During day four of the 43rd Ordinary Session of the African Committee of Experts on the Rights and Welfare of Children, at Avani Lesotho, Director of Programmes at African Child Policy Forum (ACPF) Shimelis Tsegaye Tesemma gave a report on child wellbeing for the year 2023.

Dedicated to child hunger and the issues of poverty within the household, the report outlines the progress of African countries and the subsequent effect it has had on its people. The report explores the main reasons behind the alarming numbers of hungry and poor children, and the solutions various governments are implementing to effectively alleviate the problem.

Roughly 54% (352 million) of children in Africa are living in poverty. 60% of those children are experiencing severe forms of poverty, mainly the deprivation of food which has led to malnutrition, leaving most kids stunted.

The inability to access education is another main contributor alongside poor housing, inability to access sanitation facilities, and safe drinking water.

Despite how dire things appear, there is still hope.

Doctor Shimelis Tsegaye Tesemm advises that Africa restructure the way it uses resources and prioritize efficiency. He provides instances of best practices, such as the high import taxes on tobacco and alcohol in Algeria, which have supported the funding of child-sensitive social protection programs.

In Egypt, the Beladi bread subsidy has been effective in combating hunger; recipients have the right to five loaves of bread each day at a cost that is only 10% of the market price.

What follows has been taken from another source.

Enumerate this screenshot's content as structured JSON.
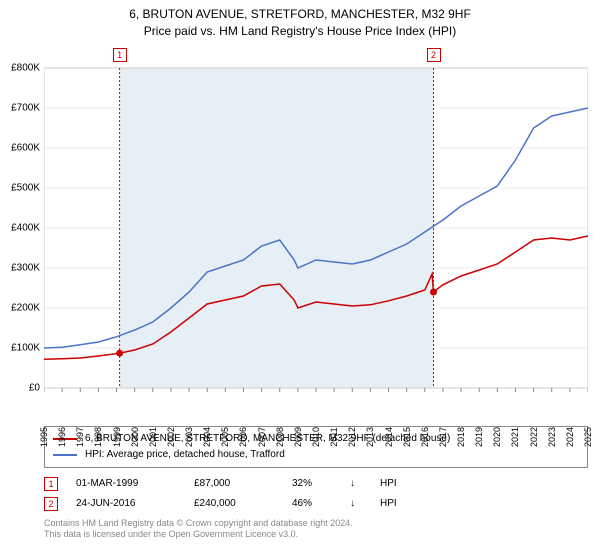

Doctor Shimelis lists four crucial measures that governments should prioritize to give a fighting chance as he wraps up his presentation; Africa’s nations must declare child malnutrition and hunger a national emergency and take the appropriate action to put an end to it.

To appropriate funding for child development, development planning should incorporate and recognize the rights of children.

Lastly, the creation of social protection programs that are responsive to the needs of all children and the reinforcement and accountability of government.

The urgent need for action is more apparent than ever as the 43rd Ordinary Session of the African Committee of Experts on the Rights and Welfare of Children comes close to an end. The study that Dr. Shimelis Tsegaye Tesemma presented illuminates the reality that millions of African children have to deal with every day—poverty and starvation.

However, in the face of these severe obstacles, there remains hope reinforced by innovative approaches and a clear call to action. African countries have a responsibility to take this appeal seriously, to put their children’s welfare first, and to pave the way for a time when every child goes to bed with a full stomach, and their minds healthy and to curate effective solutions.